Agora falta pouco para começar a expedição ao Cho Oyu! Dia 25 de agosto sairemos (eu e Agnaldo) do Brasil rumo a Katmandu, Nepal, para encontrar com o restante do pessoal. Claro, a ansiedade está aumentando, assim como as expectativas sobre a escalada. Mas estou confiante de que vai dar tudo certo... Não importa tanto o cume. O importante é fazer uma boa escalada e chegar inteira de volta ao Brasil. Mas é claro que quero o cume!!!

Muita gente me pergunta sobre meu treinamento nestes meses, como preparação para a escalada. Assim, resolvi escrever este post sobre isso.

Mas desde já alerto a todos os leitores:

“Não tentem fazer este treinamento por conta própria. Tenham sempre um profissional qualificado para dar um treinamento que se encaixe às suas necessidades e ao seu corpo.”
Este treinamento me foi passado pelo personal trainer de São Paulo, Ricardo Lima, que é especialista em preparar pessoas para encarar a escalada de montanhas.
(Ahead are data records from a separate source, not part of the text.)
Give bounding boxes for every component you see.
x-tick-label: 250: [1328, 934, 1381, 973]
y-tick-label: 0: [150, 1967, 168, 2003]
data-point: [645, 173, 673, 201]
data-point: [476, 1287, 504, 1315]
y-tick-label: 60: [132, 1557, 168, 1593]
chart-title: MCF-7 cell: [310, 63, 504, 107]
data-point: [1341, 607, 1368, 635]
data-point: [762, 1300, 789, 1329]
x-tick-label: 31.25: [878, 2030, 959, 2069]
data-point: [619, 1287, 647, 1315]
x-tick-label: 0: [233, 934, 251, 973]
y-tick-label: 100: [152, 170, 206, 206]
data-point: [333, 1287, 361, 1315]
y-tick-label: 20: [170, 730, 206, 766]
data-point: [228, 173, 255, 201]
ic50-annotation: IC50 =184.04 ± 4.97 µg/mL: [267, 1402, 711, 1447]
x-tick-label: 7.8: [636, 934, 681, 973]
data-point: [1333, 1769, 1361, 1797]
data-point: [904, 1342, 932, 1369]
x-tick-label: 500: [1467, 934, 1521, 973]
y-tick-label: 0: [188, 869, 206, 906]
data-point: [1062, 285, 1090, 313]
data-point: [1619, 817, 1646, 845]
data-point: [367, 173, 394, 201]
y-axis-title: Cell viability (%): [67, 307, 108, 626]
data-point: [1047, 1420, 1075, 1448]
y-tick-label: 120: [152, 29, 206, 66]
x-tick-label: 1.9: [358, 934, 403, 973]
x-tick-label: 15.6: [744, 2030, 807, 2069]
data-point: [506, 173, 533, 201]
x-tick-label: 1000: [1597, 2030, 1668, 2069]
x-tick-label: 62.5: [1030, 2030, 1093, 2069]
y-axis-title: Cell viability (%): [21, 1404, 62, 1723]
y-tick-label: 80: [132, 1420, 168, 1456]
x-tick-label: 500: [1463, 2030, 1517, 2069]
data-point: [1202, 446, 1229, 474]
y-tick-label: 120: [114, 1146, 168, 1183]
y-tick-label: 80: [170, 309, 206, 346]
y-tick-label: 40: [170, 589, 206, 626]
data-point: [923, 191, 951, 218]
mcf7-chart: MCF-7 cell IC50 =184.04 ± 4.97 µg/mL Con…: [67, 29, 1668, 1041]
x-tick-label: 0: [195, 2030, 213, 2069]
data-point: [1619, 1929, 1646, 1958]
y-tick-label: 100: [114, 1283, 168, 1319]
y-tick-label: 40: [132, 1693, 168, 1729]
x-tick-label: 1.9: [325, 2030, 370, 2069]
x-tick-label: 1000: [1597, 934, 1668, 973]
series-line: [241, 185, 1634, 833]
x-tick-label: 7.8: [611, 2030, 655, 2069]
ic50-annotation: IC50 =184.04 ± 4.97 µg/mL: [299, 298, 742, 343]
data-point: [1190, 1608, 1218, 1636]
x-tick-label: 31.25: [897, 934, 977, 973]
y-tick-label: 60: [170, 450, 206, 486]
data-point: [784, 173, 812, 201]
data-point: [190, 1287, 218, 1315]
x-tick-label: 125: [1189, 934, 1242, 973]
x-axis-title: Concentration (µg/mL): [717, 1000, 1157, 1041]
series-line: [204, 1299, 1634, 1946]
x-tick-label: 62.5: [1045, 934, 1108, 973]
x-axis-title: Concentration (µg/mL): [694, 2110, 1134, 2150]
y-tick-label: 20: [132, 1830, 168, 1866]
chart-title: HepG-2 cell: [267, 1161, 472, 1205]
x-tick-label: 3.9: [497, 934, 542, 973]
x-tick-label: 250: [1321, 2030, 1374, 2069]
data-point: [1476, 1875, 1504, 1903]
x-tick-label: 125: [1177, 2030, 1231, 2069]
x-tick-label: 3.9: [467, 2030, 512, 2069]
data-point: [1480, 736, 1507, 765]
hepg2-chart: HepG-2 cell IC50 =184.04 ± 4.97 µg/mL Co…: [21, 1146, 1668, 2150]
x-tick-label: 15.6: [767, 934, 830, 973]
A idéia era melhorar meu condicionamento em 6 meses, para aguentar a escalada de uma montanha de 8.000m. Eu já estava com um bom condicionamento, resultado de dois anos e meio voltados totalmente às montanhas, fazendo trekkings e escaladas. Assim, tivemos duas fases: a primeira, um fortalecimento geral do corpo e trabalho aeróbico com carga (mochila pesada); a segunda fase teve ênfase no aumento de cargas, trabalho de explosão e resistência. Tudo isso para criar uma boa base física, chave para uma boa performance na hora do “rock’n roll” de verdade.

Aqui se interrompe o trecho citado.